With the 1990s UK labour market no longer providing ”employment for life”, a housing market that forces employees into owner-occupation at an early stage of their lives may be highly inappropriate since it significantly reduces job mobility and hence labour market flexibility. That is the conclusion of Professor Andrew Henley writing in the latest issue of the Economic Journal.

Using data from the British Household Panel Survey (BHPS), he finds that:
• Home-owners in the UK tend not to move house in response to better labour market conditions elsewhere in the country. House moves for job reasons typically account for only 16% of all moves.
• Housing wealth makes moving area for a new job easier: house movers who also move jobs typically have 5-10% more housing equity than house movers who don”t move jobs.
• Households with negative equity are much less mobile than others: a household with £10,000 of negative equity will be nine times less likely to move than one, otherwise identical, with zero negative equity.

Professor Henley finds that levels of housing equity are an important factor in explaining mobility, with positive equity assisting mobility but negative equity acting as a serious impediment. In addition, high transactions costs in selling and moving house mean that owner-occupiers tend not to migrate if local labour market conditions are tough, or if travel-to-work times in current jobs are high.

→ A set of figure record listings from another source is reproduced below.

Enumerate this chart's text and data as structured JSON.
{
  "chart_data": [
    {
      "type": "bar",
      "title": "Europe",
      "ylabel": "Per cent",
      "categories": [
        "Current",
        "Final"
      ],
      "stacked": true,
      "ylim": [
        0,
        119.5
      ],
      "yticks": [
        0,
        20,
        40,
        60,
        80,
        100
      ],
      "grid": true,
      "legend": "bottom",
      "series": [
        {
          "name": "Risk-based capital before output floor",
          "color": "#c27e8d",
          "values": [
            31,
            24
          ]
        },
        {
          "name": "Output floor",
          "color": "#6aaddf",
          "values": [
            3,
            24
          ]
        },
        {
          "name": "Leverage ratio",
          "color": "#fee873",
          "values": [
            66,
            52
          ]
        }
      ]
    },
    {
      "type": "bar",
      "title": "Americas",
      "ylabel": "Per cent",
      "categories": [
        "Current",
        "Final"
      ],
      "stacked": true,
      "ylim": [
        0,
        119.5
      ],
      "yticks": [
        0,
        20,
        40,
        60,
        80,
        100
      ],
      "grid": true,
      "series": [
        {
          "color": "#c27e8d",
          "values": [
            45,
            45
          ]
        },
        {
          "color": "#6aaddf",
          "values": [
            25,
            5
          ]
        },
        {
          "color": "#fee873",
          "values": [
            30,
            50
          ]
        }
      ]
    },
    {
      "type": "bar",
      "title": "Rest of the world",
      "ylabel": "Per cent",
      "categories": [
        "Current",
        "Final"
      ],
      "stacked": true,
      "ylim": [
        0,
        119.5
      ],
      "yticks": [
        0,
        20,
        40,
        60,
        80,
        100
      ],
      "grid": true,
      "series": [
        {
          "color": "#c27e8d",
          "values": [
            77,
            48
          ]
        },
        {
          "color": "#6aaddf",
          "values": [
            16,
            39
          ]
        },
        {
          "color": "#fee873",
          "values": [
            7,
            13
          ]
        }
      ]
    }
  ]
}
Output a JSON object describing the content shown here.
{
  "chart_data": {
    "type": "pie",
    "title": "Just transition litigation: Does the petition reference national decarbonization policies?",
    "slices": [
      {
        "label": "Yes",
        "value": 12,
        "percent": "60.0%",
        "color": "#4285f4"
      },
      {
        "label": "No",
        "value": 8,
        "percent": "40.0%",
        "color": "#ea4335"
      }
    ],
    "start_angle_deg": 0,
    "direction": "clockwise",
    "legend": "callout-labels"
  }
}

Negative equity households face a ”double-hurdle” if stable local employment is difficult to obtain, because of the transaction cost problem and the need to finance the deposit on the next purchase. Hence high levels of owner-occupation (or an under-supply of good quality private rental accommodation) act as a brake on labour market flexibility in the UK, especially during periods of depressed housing market activity.

”Residential Mobility, Housing Equity and the Labour Market” by Andrew Henley is published in the March 1998 issue of the Economic Journal. Henley is Professor of Economics at the University of Wales, Aberystwyth. His paper uses BHPS data made available through the ESRC Data Archive, originally collected by the ESRC Research Centre on Micro-social Change at the University of Essex.